Objectif : concilier la recherche de nouvelles capacités d’accueil dans les ports de plaisance, à l’intégration environnementale… La liste des dix lauréats, parmi les 33 projets en compétition, a été dévoilée jeudi soir à Lorient. Le projet de port à sec des Sables-d’Olonne, entièrement automatisé pour 480 bateaux à moteur, a été retenu. L’État subventionne les frais d’études, à hauteur de 30 %.
Cette distinction salue un concept innovant. Unique en France. Un prix qui tombe à point pour relancer le projet, actuellement dans une impasse juridique. Le port à sec doit être construit, à la Cabaude, sur les 10 000 m2 des anciens chais des marins. Le site est situé sur le domaine maritime, concédé au conseil général et sous gestion de la chambre de commerce.

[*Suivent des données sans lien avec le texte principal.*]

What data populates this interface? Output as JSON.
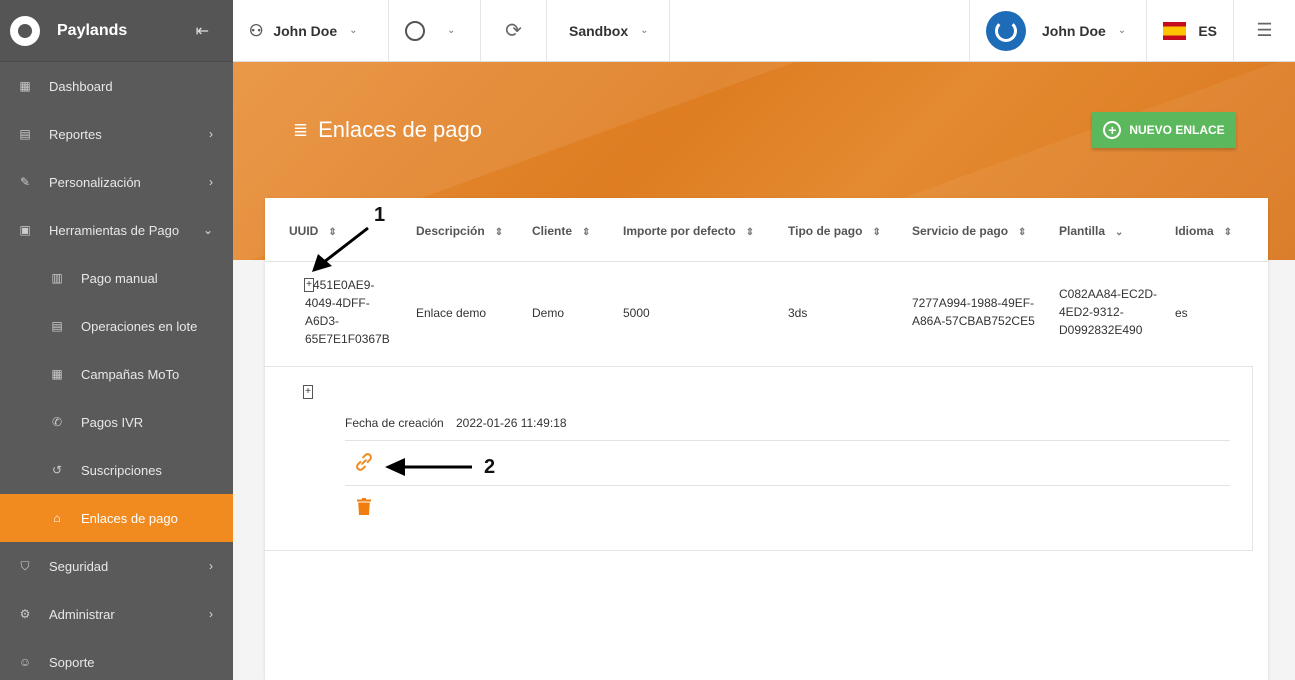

La ville a obtenu l’AOT (autorisation d’occupation temporaire pour trente ans). La municipalité avait envisagé de construire en direct : de pré-vendre des places (garanties d’usage) pour financer une réalisation en trois phases. Montant total de l’investissement 12 millions d’euros. Patatras. L’AOT ne permet pas la cession de ces garanties d’usage.Une seconde possibilité a été envisagée : créer une société d’économie mixte. Et laisser au partenaire privé la charge de la construction, puis de la gestion de l’équipement.
Là encore, des complications d’ordres juridiques. « Le projet est en stand-by », résume Yves Roucher, qui espère une solution rapide, en concertation avec le département et la chambre de commerce. Et puis, il y a l’effet crise, les difficultés de la plaisance et son marché en récession. Prudence de mise. « On fait le dos rond ».